“Under communism the basic building material was greyness. That’s what we all remember. Even those of us who have forgotten everything else. Communism was grey – this truism has poisoned our minds. And so, after our heroic liberation, our first reaction was to rush to a paint shop. And that’s what my country looks like now: as if a monkey had played around with a paintbrush,”
– Andrzej Stasiuk from an article in Tygodnik Powszechny by way of Slovakia’s Salon Central European Forum (scroll down to read Stasiuk’s concluding words).
Taking dictation from Jerzy Pilch
An earlier issue of that same magazine has an account (scroll down) by the author of A Thousand Peaceful Cities and My First Suicide, Jerzy Pilch of his struggle with Parkinson’s disease. Besides all the practical obstacles there is the fact that he can’t write and so has turned to dictation, an option he had previously imagined would be reserved for his deathbed.

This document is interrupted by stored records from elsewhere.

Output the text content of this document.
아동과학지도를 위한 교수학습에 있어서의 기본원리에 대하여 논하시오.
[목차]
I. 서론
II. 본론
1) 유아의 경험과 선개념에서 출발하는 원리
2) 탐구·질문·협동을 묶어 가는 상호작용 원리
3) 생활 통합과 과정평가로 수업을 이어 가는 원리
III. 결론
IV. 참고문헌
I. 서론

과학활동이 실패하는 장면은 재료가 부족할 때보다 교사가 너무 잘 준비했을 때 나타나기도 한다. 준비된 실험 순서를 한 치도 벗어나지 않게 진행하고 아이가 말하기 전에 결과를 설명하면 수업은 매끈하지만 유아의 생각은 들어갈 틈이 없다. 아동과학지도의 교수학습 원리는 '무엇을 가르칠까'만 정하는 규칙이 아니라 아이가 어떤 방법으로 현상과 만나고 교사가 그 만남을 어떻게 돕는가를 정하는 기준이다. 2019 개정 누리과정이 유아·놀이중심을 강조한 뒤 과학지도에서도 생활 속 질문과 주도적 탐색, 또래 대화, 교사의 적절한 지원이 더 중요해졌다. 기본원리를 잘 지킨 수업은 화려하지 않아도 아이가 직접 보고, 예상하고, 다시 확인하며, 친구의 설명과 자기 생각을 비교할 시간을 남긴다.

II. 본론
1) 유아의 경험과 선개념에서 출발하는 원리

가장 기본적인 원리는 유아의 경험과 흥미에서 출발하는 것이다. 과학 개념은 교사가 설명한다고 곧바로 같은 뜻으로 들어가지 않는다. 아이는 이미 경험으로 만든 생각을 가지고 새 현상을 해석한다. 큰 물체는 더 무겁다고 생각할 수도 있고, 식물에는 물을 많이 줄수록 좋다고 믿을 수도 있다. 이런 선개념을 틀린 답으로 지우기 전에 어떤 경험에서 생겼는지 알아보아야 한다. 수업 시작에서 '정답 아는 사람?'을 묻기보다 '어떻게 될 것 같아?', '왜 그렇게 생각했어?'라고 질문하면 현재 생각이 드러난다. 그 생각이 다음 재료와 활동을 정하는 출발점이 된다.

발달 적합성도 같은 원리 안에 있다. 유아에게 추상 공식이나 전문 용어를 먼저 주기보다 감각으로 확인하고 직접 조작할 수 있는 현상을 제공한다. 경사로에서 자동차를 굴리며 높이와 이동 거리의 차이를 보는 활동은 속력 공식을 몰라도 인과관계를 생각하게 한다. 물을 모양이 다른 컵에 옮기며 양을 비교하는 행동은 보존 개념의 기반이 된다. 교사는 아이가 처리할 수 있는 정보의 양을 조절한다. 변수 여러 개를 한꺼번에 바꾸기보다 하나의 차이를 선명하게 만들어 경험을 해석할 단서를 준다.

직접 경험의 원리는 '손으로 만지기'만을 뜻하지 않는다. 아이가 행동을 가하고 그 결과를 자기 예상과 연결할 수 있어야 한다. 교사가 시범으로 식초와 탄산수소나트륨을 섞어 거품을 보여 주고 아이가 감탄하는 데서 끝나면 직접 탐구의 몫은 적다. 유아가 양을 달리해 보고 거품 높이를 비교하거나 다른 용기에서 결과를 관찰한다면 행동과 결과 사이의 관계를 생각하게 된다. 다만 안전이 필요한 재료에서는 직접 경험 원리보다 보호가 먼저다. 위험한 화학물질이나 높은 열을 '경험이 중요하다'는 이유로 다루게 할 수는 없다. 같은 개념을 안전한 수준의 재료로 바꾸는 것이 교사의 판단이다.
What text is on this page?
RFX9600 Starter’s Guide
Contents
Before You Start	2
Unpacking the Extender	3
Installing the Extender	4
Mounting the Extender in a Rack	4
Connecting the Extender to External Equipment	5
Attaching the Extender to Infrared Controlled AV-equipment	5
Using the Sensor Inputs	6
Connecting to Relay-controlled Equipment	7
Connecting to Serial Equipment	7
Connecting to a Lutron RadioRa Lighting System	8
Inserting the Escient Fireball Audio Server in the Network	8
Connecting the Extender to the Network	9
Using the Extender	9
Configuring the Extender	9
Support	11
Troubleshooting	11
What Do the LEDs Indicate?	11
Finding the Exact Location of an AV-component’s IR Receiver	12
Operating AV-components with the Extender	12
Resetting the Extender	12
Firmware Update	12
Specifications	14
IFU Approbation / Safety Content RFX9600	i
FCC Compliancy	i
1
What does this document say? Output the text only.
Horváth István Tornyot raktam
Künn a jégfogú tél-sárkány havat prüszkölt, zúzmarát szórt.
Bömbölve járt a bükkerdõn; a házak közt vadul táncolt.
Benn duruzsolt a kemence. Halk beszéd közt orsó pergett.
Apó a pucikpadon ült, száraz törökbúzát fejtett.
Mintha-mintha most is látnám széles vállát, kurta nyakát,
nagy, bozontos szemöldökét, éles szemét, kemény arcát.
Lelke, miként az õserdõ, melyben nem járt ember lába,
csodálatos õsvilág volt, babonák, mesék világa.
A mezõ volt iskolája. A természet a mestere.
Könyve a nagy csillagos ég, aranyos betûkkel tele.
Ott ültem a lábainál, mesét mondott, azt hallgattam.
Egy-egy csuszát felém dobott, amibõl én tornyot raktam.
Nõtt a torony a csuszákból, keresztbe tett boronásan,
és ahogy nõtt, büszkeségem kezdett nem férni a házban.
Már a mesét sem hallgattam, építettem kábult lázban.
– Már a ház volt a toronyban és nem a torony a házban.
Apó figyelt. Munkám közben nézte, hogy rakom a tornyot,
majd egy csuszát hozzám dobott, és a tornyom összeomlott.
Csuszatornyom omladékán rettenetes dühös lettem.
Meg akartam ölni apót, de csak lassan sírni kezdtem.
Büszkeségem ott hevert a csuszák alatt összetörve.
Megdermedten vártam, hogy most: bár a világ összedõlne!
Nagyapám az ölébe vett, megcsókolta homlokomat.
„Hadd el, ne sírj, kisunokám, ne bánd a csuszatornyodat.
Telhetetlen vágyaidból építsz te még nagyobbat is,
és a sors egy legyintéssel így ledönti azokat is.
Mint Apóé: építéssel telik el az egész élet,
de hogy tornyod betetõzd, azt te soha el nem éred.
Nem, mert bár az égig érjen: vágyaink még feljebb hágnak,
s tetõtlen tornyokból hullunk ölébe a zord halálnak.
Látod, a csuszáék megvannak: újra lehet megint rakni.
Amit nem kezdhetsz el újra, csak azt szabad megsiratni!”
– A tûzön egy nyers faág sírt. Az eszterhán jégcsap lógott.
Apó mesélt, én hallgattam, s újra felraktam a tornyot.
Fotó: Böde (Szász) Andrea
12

The (summarized) article ends with a hilarious account of the responses the “one-time womanizer” Pilch gets from the women he asks to dictate for him, ranging from “Is this your latest trick? Pathetic” to “I couldn’t bear to read your drivel, and now I’m supposed to type it up?” to “I didn’t know you’re a writer.”
Bonus article on same page: Don’t miss poet Jacek Dehnel on the historical re-enactment being carried out in Southeastern Poland of the 1943 Volyn Massacre “of the local Polish (as well as Jewish, Russian and Czech) population by Ukrainian nationalists.” Advertised as the “Massacre Reconstruction” it is the clearest reminder possible that it isn’t only those who don’t remember the past who are condemned to repeat it but also those who remember it. This doesn’t leave us many alternatives, does it?
Saving Kafka from the Kafkaesque
At the New Republic there is a review of Holocaust historian Saul Friedländer’s reassessment of Kafka’s letters and diaries Franz Kafka: The Poet of Shame and Guilt. Reviewer William Giraldi is upfront that the “autopsy of a writer’s personal papers is normally a tedious endeavor” but makes a good case that Friedländer, in identifying Kafka’s torment as primarily sexual, has contributed something new to the “hulking alps” of Kafka studies.